Starmer ecoou o sentimento, dizendo no X que “os ataques à nossa comunidade judaica são ataques à Grã-Bretanha”, ao mesmo tempo que prometeu que “os responsáveis ​​​​serão levados à justiça”.

O rei Carlos III, que se encontra em visita de Estado aos Estados Unidos, disse estar “profundamente preocupado” num comunicado divulgado pelo Palácio de Buckingham.

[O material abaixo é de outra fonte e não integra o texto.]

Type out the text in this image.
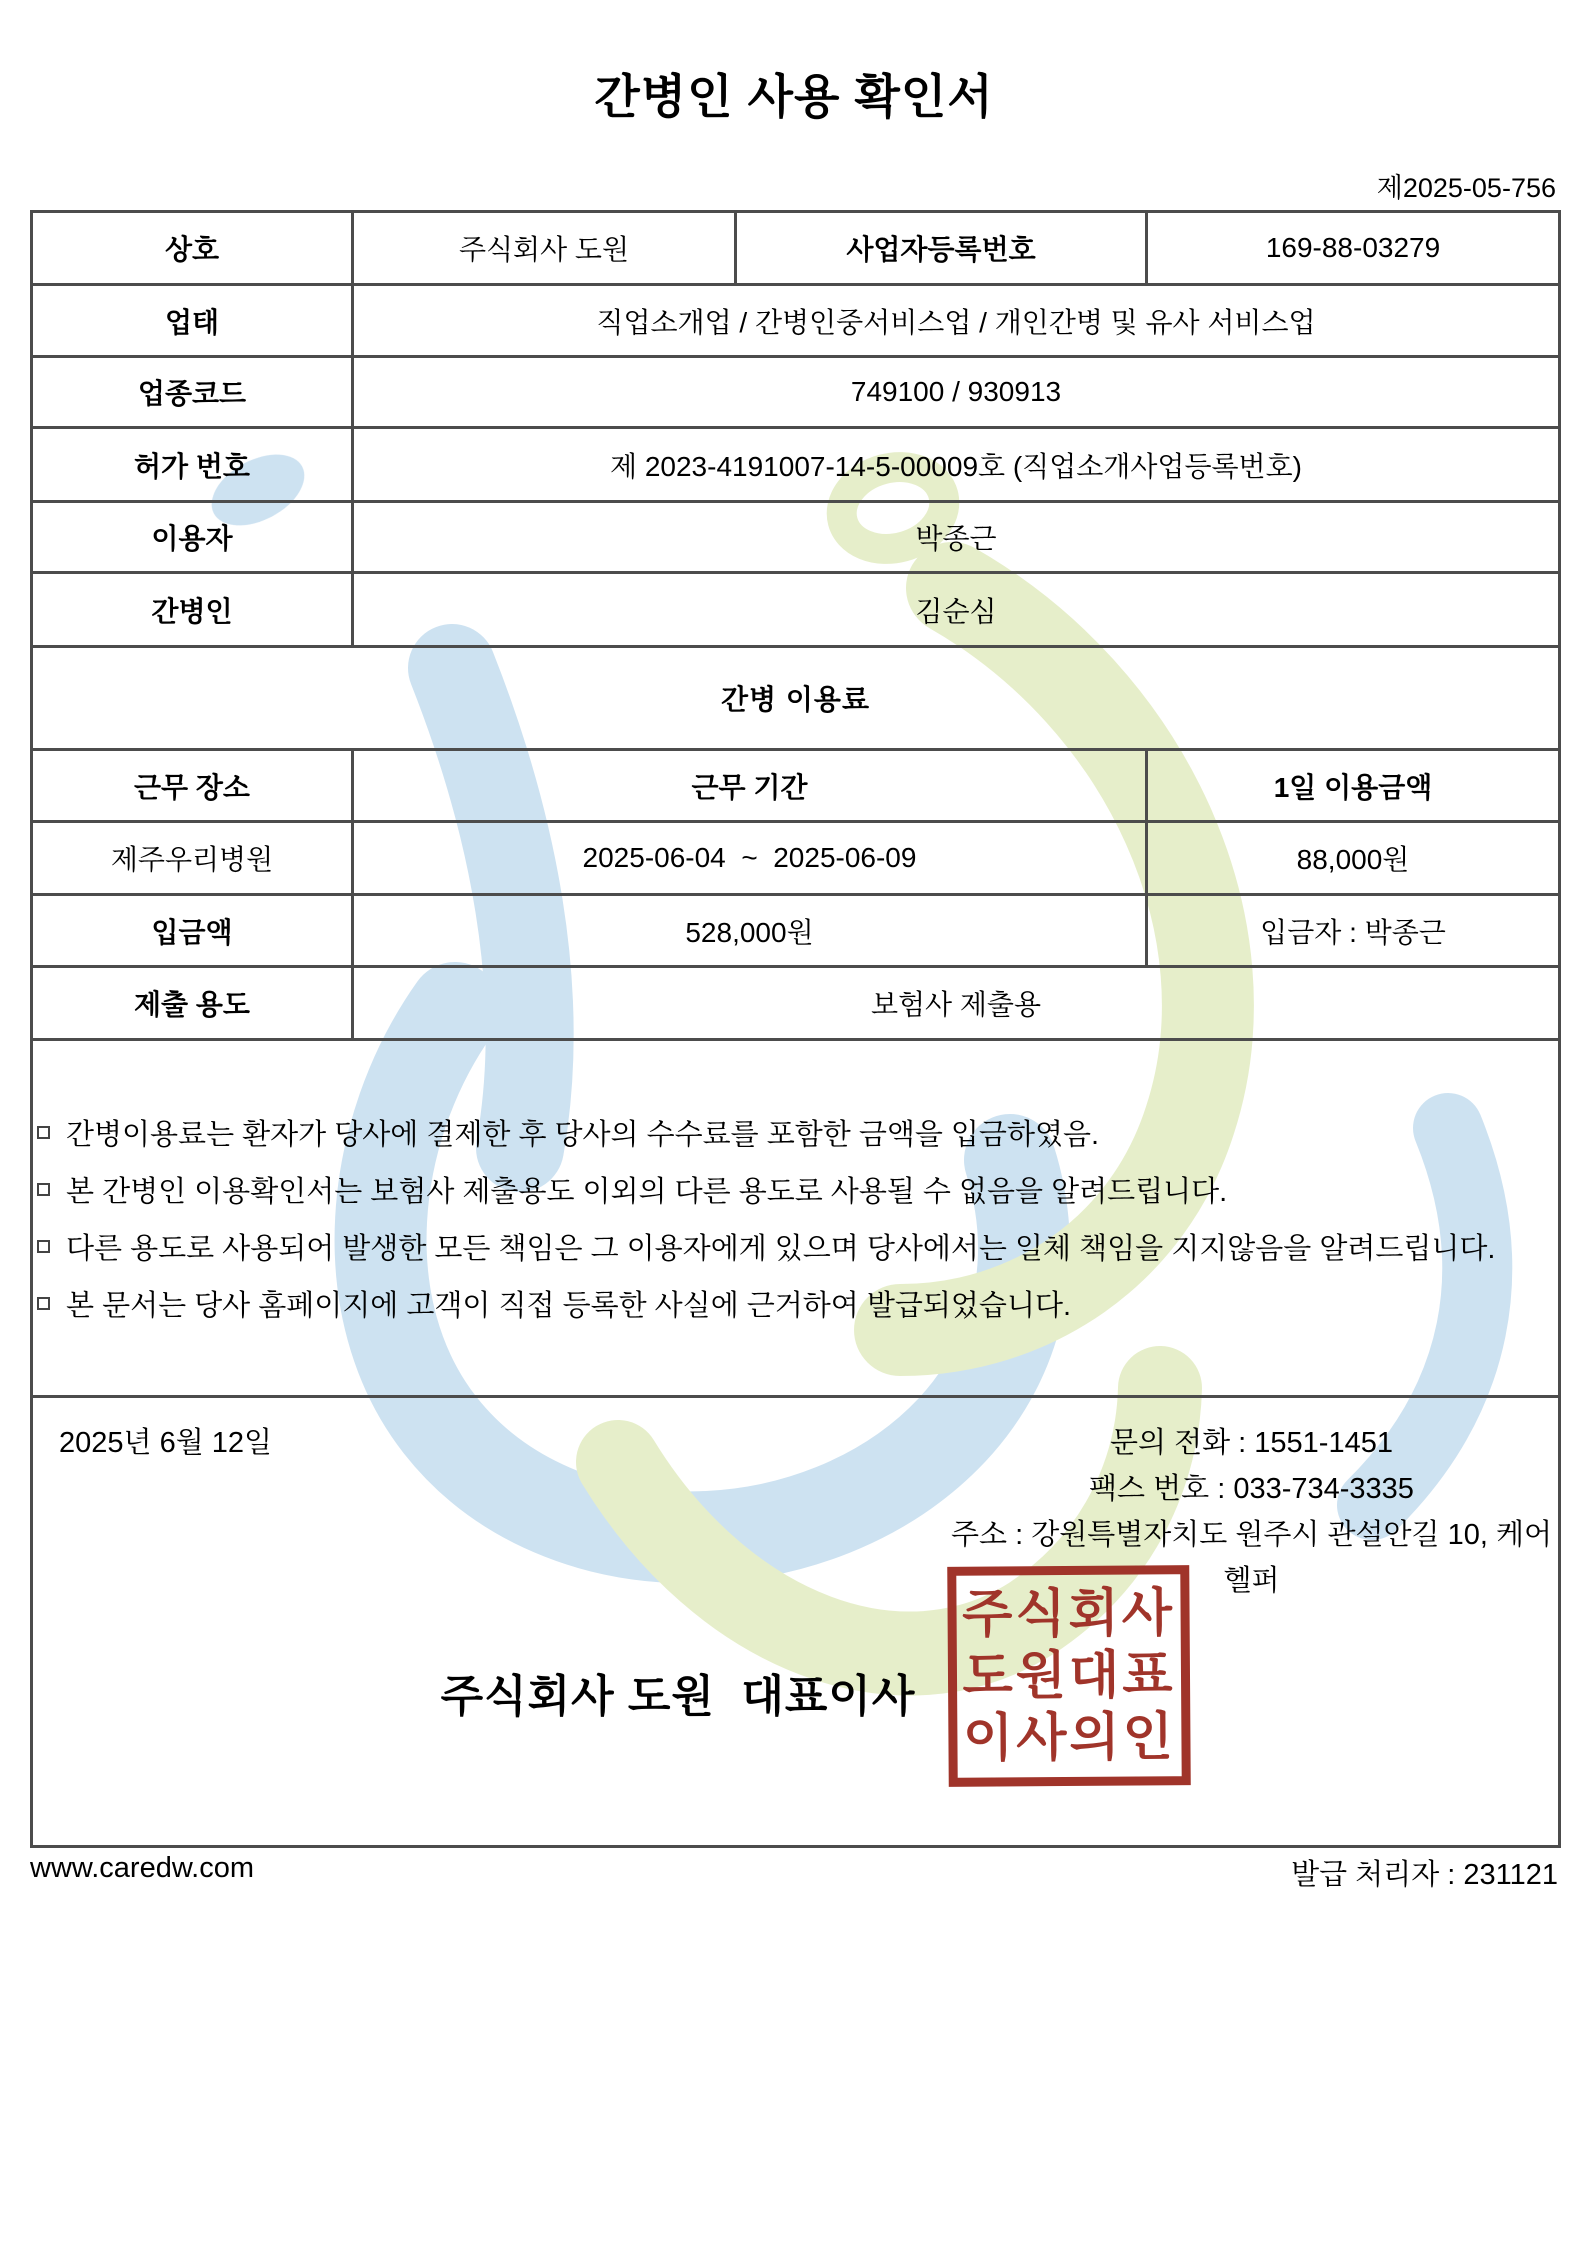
간병인 사용 확인서
제2025-05-756
상호	주식회사 도원	사업자등록번호	169-88-03279
업태	직업소개업 / 간병인중서비스업 / 개인간병 및 유사 서비스업		
업종코드	749100 / 930913		
허가 번호	제 2023-4191007-14-5-00009호 (직업소개사업등록번호)		
이용자	박종근		
간병인	김순심		
간병 이용료			
근무 장소	근무 기간		1일 이용금액
제주우리병원	2025-06-04  ~  2025-06-09		88,000원
입금액	528,000원		입금자 : 박종근
제출 용도	보험사 제출용		

간병이용료는 환자가 당사에 결제한 후 당사의 수수료를 포함한 금액을 입금하였음.
본 간병인 이용확인서는 보험사 제출용도 이외의 다른 용도로 사용될 수 없음을 알려드립니다.
다른 용도로 사용되어 발생한 모든 책임은 그 이용자에게 있으며 당사에서는 일체 책임을 지지않음을 알려드립니다.
본 문서는 당사 홈페이지에 고객이 직접 등록한 사실에 근거하여 발급되었습니다.			

2025년 6월 12일	문의 전화 : 1551-1451
팩스 번호 : 033-734-3335
주소 : 강원특별자치도 원주시 관설안길 10, 케어헬퍼
주식회사 도원  대표이사
주식회사
도원대표
이사의인
www.caredw.com	발급 처리자 : 231121
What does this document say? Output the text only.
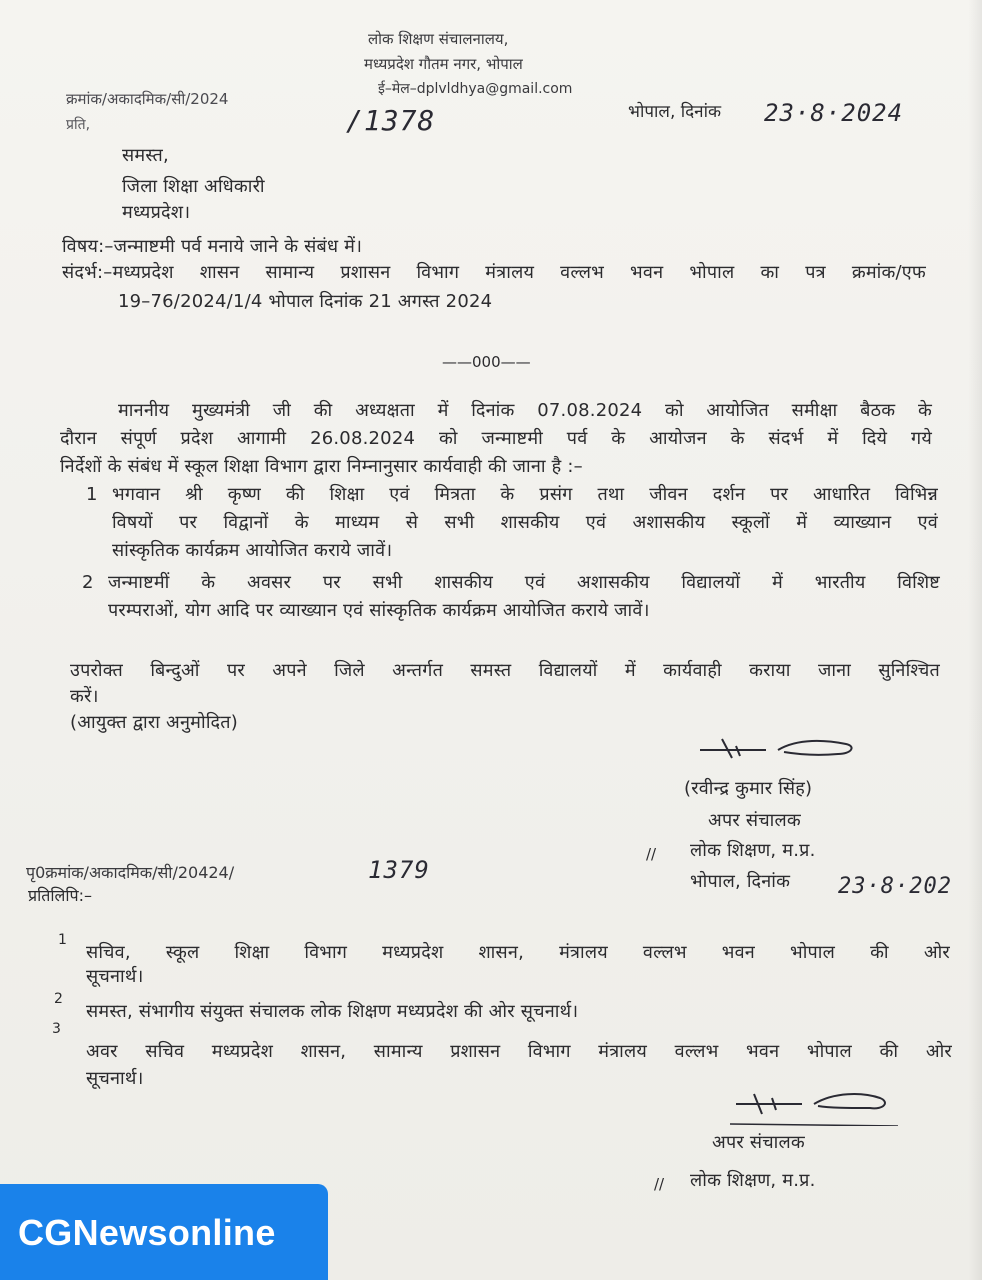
लोक शिक्षण संचालनालय,
मध्यप्रदेश गौतम नगर, भोपाल
ई–मेल–dplvldhya@gmail.com
क्रमांक/अकादमिक/सी/2024
/1378
प्रति,
भोपाल, दिनांक 23·8·2024
समस्त,
जिला शिक्षा अधिकारी
मध्यप्रदेश।
विषय:–जन्माष्टमी पर्व मनाये जाने के संबंध में।
संदर्भ:–मध्यप्रदेश शासन सामान्य प्रशासन विभाग मंत्रालय वल्लभ भवन भोपाल का पत्र क्रमांक/एफ
19–76/2024/1/4 भोपाल दिनांक 21 अगस्त 2024
——000——
माननीय मुख्यमंत्री जी की अध्यक्षता में दिनांक 07.08.2024 को आयोजित समीक्षा बैठक के
दौरान संपूर्ण प्रदेश आगामी 26.08.2024 को जन्माष्टमी पर्व के आयोजन के संदर्भ में दिये गये
निर्देशों के संबंध में स्कूल शिक्षा विभाग द्वारा निम्नानुसार कार्यवाही की जाना है :–
1 भगवान श्री कृष्ण की शिक्षा एवं मित्रता के प्रसंग तथा जीवन दर्शन पर आधारित विभिन्न
विषयों पर विद्वानों के माध्यम से सभी शासकीय एवं अशासकीय स्कूलों में व्याख्यान एवं
सांस्कृतिक कार्यक्रम आयोजित कराये जावें।
2 जन्माष्टमीं के अवसर पर सभी शासकीय एवं अशासकीय विद्यालयों में भारतीय विशिष्ट
परम्पराओं, योग आदि पर व्याख्यान एवं सांस्कृतिक कार्यक्रम आयोजित कराये जावें।
उपरोक्त बिन्दुओं पर अपने जिले अन्तर्गत समस्त विद्यालयों में कार्यवाही कराया जाना सुनिश्चित
करें।
(आयुक्त द्वारा अनुमोदित)
(रवीन्द्र कुमार सिंह)
अपर संचालक
// लोक शिक्षण, म.प्र.
भोपाल, दिनांक 23·8·202
पृ0क्रमांक/अकादमिक/सी/20424/	1379
प्रतिलिपि:–
1
सचिव, स्कूल शिक्षा विभाग मध्यप्रदेश शासन, मंत्रालय वल्लभ भवन भोपाल की ओर
सूचनार्थ।
2
समस्त, संभागीय संयुक्त संचालक लोक शिक्षण मध्यप्रदेश की ओर सूचनार्थ।
3
अवर सचिव मध्यप्रदेश शासन, सामान्य प्रशासन विभाग मंत्रालय वल्लभ भवन भोपाल की ओर
सूचनार्थ।
अपर संचालक
// लोक शिक्षण, म.प्र.
CGNewsonline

Os esfaqueamentos ocorrem após uma série de ataques incendiários em sinagogas e outros locais judaicos no norte de Londres nas últimas semanas, que aumentaram os temores de segurança na comunidade.

‘Ataque horrível’

O Ministério das Relações Exteriores de Israel condenou o governo de Starmer logo após o incidente de quarta-feira.

“Depois dos ataques às sinagogas, às instituições judaicas, às ambulâncias comunitárias e agora aos judeus visados ​​em Golders Green, o governo do Reino Unido não pode mais alegar que isto está sob controle”, afirmou no X.

O comissário assistente Laurence Taylor, que também é chefe do Policiamento Antiterrorista do Reino Unido, disse que os esfaqueamentos “foram agora formalmente declarados um incidente terrorista”.

Os agentes antiterroristas e a Polícia Metropolitana da capital “também estavam a trabalhar com os serviços de segurança para garantir que temos um quadro completo de inteligência”, acrescentou.

“Uma das linhas de investigação é se este ataque tinha como alvo deliberado a comunidade judaica”, observou Taylor, do lado de fora da sede do Met na New Scotland Yard, no centro de Londres.

O incidente ocorreu pouco depois das 10h GMT, com o grupo de vigilância do bairro judeu Shomrim relatando pela primeira vez que um homem empunhando uma faca estava “tentando esfaquear membros judeus do público”.

Os membros do Shomrim ajudaram a deter o suspeito antes da chegada da polícia e o subjugaram usando uma arma de eletrochoque. A resposta dos voluntários judeus recebeu elogios generalizados.

As vítimas também foram tratadas no local pelo Hatzola, um serviço de ambulância voluntário judeu.

Os esfaqueamentos seguem-se a um ataque mortal a uma sinagoga em Manchester, em Outubro passado, no dia sagrado judaico de Yom Kippur. Esse ataque matou duas pessoas e feriu gravemente três, provocando maior ansiedade entre as comunidades judaicas.

“Por que temos que viver com medo? Estamos fazendo o nosso melhor para viver nossas vidas tão normais quanto possível, mas todos os dias é uma luta”, disse o voluntário do Shomrim, Stephen Bak, à AFP no cenário de Golders Green, na quarta-feira.

‘Chocante’

O prefeito de Londres, Sadiq Khan, classificou a onda de ataques antissemitas de “chocante”.

“Não deve haver absolutamente nenhum lugar para o anti-semitismo na sociedade”, acrescentou ele no X.

Ephraim Mirvis, rabino-chefe da Grã-Bretanha, disse que a comunidade era “forte” e “resiliente”, mas “estes ataques precisam parar agora”.

“Tolerância zero – é isso que a nossa comunidade quer”, disse ele aos repórteres no local.

“A nossa sociedade precisa de saber que isto é intolerável… Gostaríamos que as ações fossem acrescentadas às palavras.”

O primeiro ataque em Londres, no final de março, viu quatro ambulâncias pertencentes a Hatzola serem incendiadas.

Seguiram-se outros incidentes, incluindo um ataque à Sinagoga Kenton United em Harrow, bem como às instalações de uma instituição de caridade judaica.

Na semana passada, a Sinagoga da Reforma Finchley foi alvo.

A polícia prendeu pelo menos 26 pessoas pelos vários ataques, lançados desde o início da guerra EUA-Irão contra o Irão, em 28 de Fevereiro.